Como em janeiro de 2016 o IPCA havia aumentado 1,27%, e neste ano as projeções estão por volta de 0,50%, o acumulado em 12 meses pode ficar abaixo de 6% já no primeiro mês de 2017. Para este mês, a LCA projeta alta de 0,50% no IPCA, o que levaria o indicador acumulado em 12 meses a recuar para 5,48%. O índice não sobe menos do que 6% em 12 meses desde fevereiro de 2014.
"O cenário mudou bastante do começo do ano para agora", diz Rodrigo Alves de Melo, economista-chefe da Icatu Vanguarda, referindo-se ao impacto da atividade fraca sobre a inflação de serviços, que demorou para aparecer, mas também à trajetória mais tranquila do câmbio e à moderação na inflação dos alimentos. Para Melo, o IPCA tem "grandes chances" de terminar 2017 no centro da meta, de 4,5%.

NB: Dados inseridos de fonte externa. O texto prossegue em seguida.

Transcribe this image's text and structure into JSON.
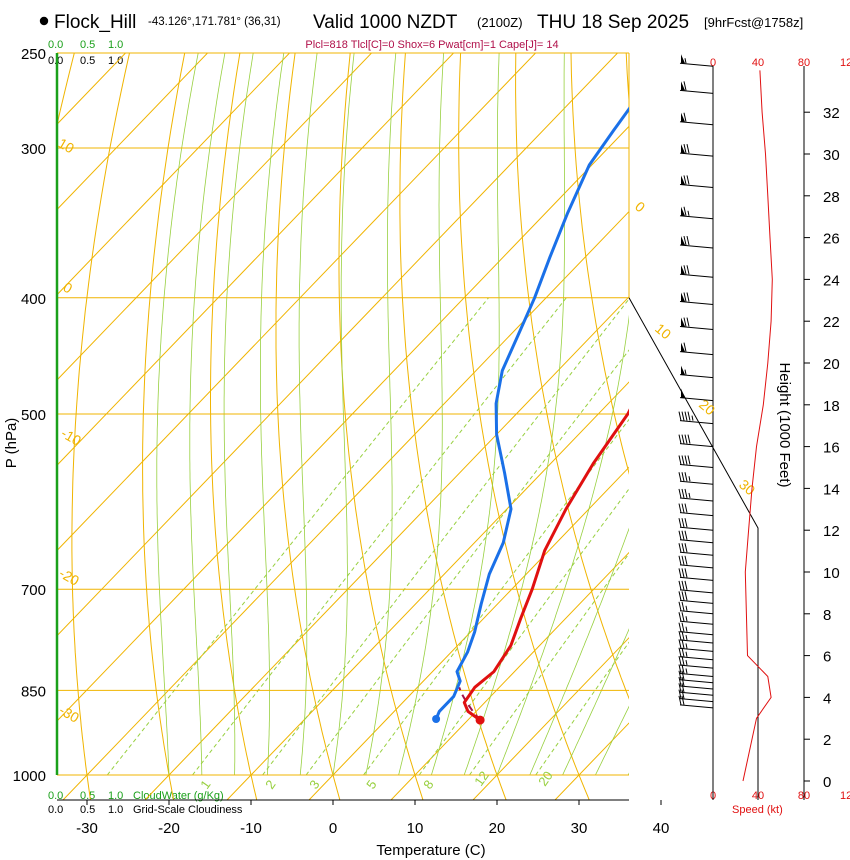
{
  "header": {
    "station": "Flock_Hill",
    "coords": "-43.126°,171.781° (36,31)",
    "valid": "Valid 1000 NZDT",
    "valid_utc": "(2100Z)",
    "date": "THU 18 Sep 2025",
    "forecast": "[9hrFcst@1758z]"
  },
  "indices": "Plcl=818 Tlcl[C]=0 Shox=6 Pwat[cm]=1 Cape[J]= 14",
  "legend": {
    "cloud_water": "CloudWater (g/Kg)",
    "cloudiness": "Grid-Scale Cloudiness",
    "cw_ticks": [
      "0.0",
      "0.5",
      "1.0"
    ],
    "cl_ticks": [
      "0.0",
      "0.5",
      "1.0"
    ],
    "speed": "Speed (kt)",
    "speed_ticks": [
      "0",
      "40",
      "80",
      "12"
    ]
  },
  "colors": {
    "isotherm": "#f0b400",
    "dry_adiabat": "#f0b400",
    "moist_adiabat": "#98d040",
    "mixing_ratio": "#98d040",
    "temperature": "#e01010",
    "dewpoint": "#1a70e8",
    "parcel": "#a0104a",
    "wind_speed": "#e01010",
    "cloud": "#1aa01a"
  },
  "chart_data": {
    "type": "line",
    "title": "Flock_Hill Valid 1000 NZDT (2100Z) THU 18 Sep 2025 [9hrFcst@1758z]",
    "xlabel": "Temperature (C)",
    "ylabel": "P (hPa)",
    "y2label": "Height (1000 Feet)",
    "xlim": [
      -35,
      45
    ],
    "ylim": [
      1000,
      250
    ],
    "x_ticks": [
      -30,
      -20,
      -10,
      0,
      10,
      20,
      30,
      40
    ],
    "pressure_labels": [
      250,
      300,
      400,
      500,
      700,
      850,
      1000
    ],
    "height_ticks": [
      0,
      2,
      4,
      6,
      8,
      10,
      12,
      14,
      16,
      18,
      20,
      22,
      24,
      26,
      28,
      30,
      32
    ],
    "isotherm_labels": [
      {
        "t": 10,
        "label": "10"
      },
      {
        "t": 0,
        "label": "0"
      },
      {
        "t": -10,
        "label": "-10"
      },
      {
        "t": -20,
        "label": "-20"
      },
      {
        "t": -30,
        "label": "-30"
      },
      {
        "t": 0,
        "label": "0"
      },
      {
        "t": 10,
        "label": "10"
      },
      {
        "t": 20,
        "label": "20"
      },
      {
        "t": 30,
        "label": "30"
      }
    ],
    "mixing_ratio_labels": [
      "1",
      "2",
      "3",
      "5",
      "8",
      "12",
      "20"
    ],
    "temperature": {
      "name": "Temperature",
      "points": [
        [
          900,
          11.5
        ],
        [
          885,
          9.0
        ],
        [
          870,
          7.5
        ],
        [
          845,
          7.0
        ],
        [
          820,
          7.5
        ],
        [
          780,
          6.5
        ],
        [
          740,
          4.5
        ],
        [
          700,
          2.5
        ],
        [
          650,
          -0.5
        ],
        [
          600,
          -2.8
        ],
        [
          550,
          -4.8
        ],
        [
          500,
          -6.4
        ],
        [
          450,
          -9.4
        ],
        [
          400,
          -13.8
        ],
        [
          370,
          -17.6
        ],
        [
          340,
          -21.5
        ],
        [
          310,
          -23.6
        ],
        [
          290,
          -22.8
        ],
        [
          270,
          -22.6
        ],
        [
          256,
          -22.6
        ]
      ]
    },
    "dewpoint": {
      "name": "Dewpoint",
      "points": [
        [
          898,
          6.0
        ],
        [
          885,
          5.5
        ],
        [
          860,
          5.5
        ],
        [
          835,
          4.5
        ],
        [
          820,
          3.0
        ],
        [
          790,
          2.0
        ],
        [
          760,
          0.5
        ],
        [
          720,
          -2.0
        ],
        [
          680,
          -4.5
        ],
        [
          640,
          -6.5
        ],
        [
          600,
          -9.5
        ],
        [
          560,
          -14.5
        ],
        [
          520,
          -20.0
        ],
        [
          490,
          -23.7
        ],
        [
          460,
          -26.8
        ],
        [
          430,
          -29.0
        ],
        [
          400,
          -31.4
        ],
        [
          370,
          -34.3
        ],
        [
          340,
          -37.3
        ],
        [
          310,
          -40.3
        ],
        [
          290,
          -41.4
        ],
        [
          270,
          -42.5
        ],
        [
          256,
          -43.0
        ]
      ]
    },
    "parcel": {
      "name": "Parcel",
      "points": [
        [
          900,
          11.5
        ],
        [
          885,
          9.6
        ],
        [
          870,
          7.8
        ],
        [
          855,
          6.1
        ],
        [
          845,
          5.1
        ]
      ]
    },
    "wind_speed_profile": {
      "name": "Speed (kt)",
      "xlim": [
        0,
        120
      ],
      "points": [
        [
          0,
          0
        ],
        [
          3,
          12
        ],
        [
          4,
          25
        ],
        [
          5,
          22
        ],
        [
          6,
          4
        ],
        [
          8,
          3
        ],
        [
          10,
          2
        ],
        [
          12,
          5
        ],
        [
          14,
          8
        ],
        [
          16,
          12
        ],
        [
          18,
          18
        ],
        [
          20,
          22
        ],
        [
          22,
          25
        ],
        [
          24,
          26
        ],
        [
          26,
          24
        ],
        [
          28,
          22
        ],
        [
          30,
          20
        ],
        [
          32,
          17
        ],
        [
          34,
          15
        ]
      ]
    },
    "wind_barbs": [
      {
        "height": 3.5,
        "speed": 20
      },
      {
        "height": 3.8,
        "speed": 20
      },
      {
        "height": 4.1,
        "speed": 20
      },
      {
        "height": 4.4,
        "speed": 20
      },
      {
        "height": 4.7,
        "speed": 20
      },
      {
        "height": 5.0,
        "speed": 25
      },
      {
        "height": 5.4,
        "speed": 25
      },
      {
        "height": 5.8,
        "speed": 25
      },
      {
        "height": 6.2,
        "speed": 25
      },
      {
        "height": 6.6,
        "speed": 25
      },
      {
        "height": 7.0,
        "speed": 25
      },
      {
        "height": 7.5,
        "speed": 25
      },
      {
        "height": 8.0,
        "speed": 25
      },
      {
        "height": 8.5,
        "speed": 30
      },
      {
        "height": 9.0,
        "speed": 30
      },
      {
        "height": 9.6,
        "speed": 30
      },
      {
        "height": 10.2,
        "speed": 30
      },
      {
        "height": 10.8,
        "speed": 30
      },
      {
        "height": 11.4,
        "speed": 30
      },
      {
        "height": 12.0,
        "speed": 30
      },
      {
        "height": 12.7,
        "speed": 30
      },
      {
        "height": 13.4,
        "speed": 35
      },
      {
        "height": 14.2,
        "speed": 35
      },
      {
        "height": 15.0,
        "speed": 40
      },
      {
        "height": 16.0,
        "speed": 40
      },
      {
        "height": 17.1,
        "speed": 45
      },
      {
        "height": 18.2,
        "speed": 50
      },
      {
        "height": 19.3,
        "speed": 55
      },
      {
        "height": 20.4,
        "speed": 60
      },
      {
        "height": 21.6,
        "speed": 70
      },
      {
        "height": 22.8,
        "speed": 70
      },
      {
        "height": 24.1,
        "speed": 70
      },
      {
        "height": 25.5,
        "speed": 70
      },
      {
        "height": 26.9,
        "speed": 65
      },
      {
        "height": 28.4,
        "speed": 70
      },
      {
        "height": 29.9,
        "speed": 70
      },
      {
        "height": 31.4,
        "speed": 60
      },
      {
        "height": 32.9,
        "speed": 60
      },
      {
        "height": 34.2,
        "speed": 55
      }
    ],
    "cloud_line": {
      "name": "Cloudiness",
      "value": 0.0
    }
  }
}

Na passagem mensal, os serviços avançaram de 0,42% para 0,65%, aumento sazonal e bastante influenciado pelo salto de 26,3% das passagens aéreas, avalia Melo. Já a inflação subjacente dos serviços - núcleo criado pelo Banco Central que exclui turismo, serviços domésticos, cursos e comunicação - desacelerou no período, de 0,43% para 0,35%, fechando o ano em 6,27% nos cálculos do economista.
Para Angelo Polydoro, do banco Brasil Plural, outros preços foram influenciados pela menor demanda em dezembro. Os artigos de vestuário subiram apenas 0,32% no mês, ante 1,15% há um ano. Dentro do grupo de artigos de residência, que recuou 0,31% na medição atual do IPCA, ele menciona as deflações nos preços de TV, som e informática e de consertos e manutenção, de 2,15% e 0,12%, respectivamente. "Com o desemprego elevado, quem oferece serviços de conserto não vê espaço para reajustar seus preços", observa Polydoro. Além disso, a oferta no setor aumentou, porque há mais pessoas fazendo bicos, diz.
Segundo David Beker, chefe de economia e estratégia do Bank of America Merrill Lynch (BofA), o IPCA subiu menos do que o previsto pelo quinto mês consecutivo. "A inflação continua desacelerando, dando tranquilidade para o BC intensificar o processo de corte de juros adiante", diz Beker, para quem o IPCA vai desacelerar a 4,7% em 2017.
Fabio Romão, da LCA Consultores, afirma que o carro-chefe da descompressão inflacionária é a variação mais baixa dos alimentos, que foram afetados no fim de 2015 e início de 2016 por problemas climáticos associados ao El Niño. Agora, com a transição para o La Niña moderado, as condições melhoraram, diz, o que anuncia também alta dos alimentos mais fraca do que a sazonalidade para janeiro, de 0,51%.
Alimentos e bebidas subiram, em média, 8,62% no ano e responderam por quase 35% da alta do IPCA em 2016, maior impacto do período. A variação foi menor que a registrada em 2015, quando o grupo subiu 12,03%. Para 2017, a expectativa é que a safra cresça 16%, o que deve diminuir a pressão dos alimentos no custo de vida, apontou Eulina Nunes dos Santos, coordenadora dos índices de preços do IBGE.
Mesmo com alívio na parte de alimentos e dos serviços, Romão avalia que o IPCA encerrá 2017 com alta de 5,3%, ainda acima do centro da meta. Os preços administrados por contrato, que devem avançar de 5,5% para 6,4%, impedem que o indicador fique mais perto do alvo, embora o cenário inflacionário continue bastante favorável, pondera.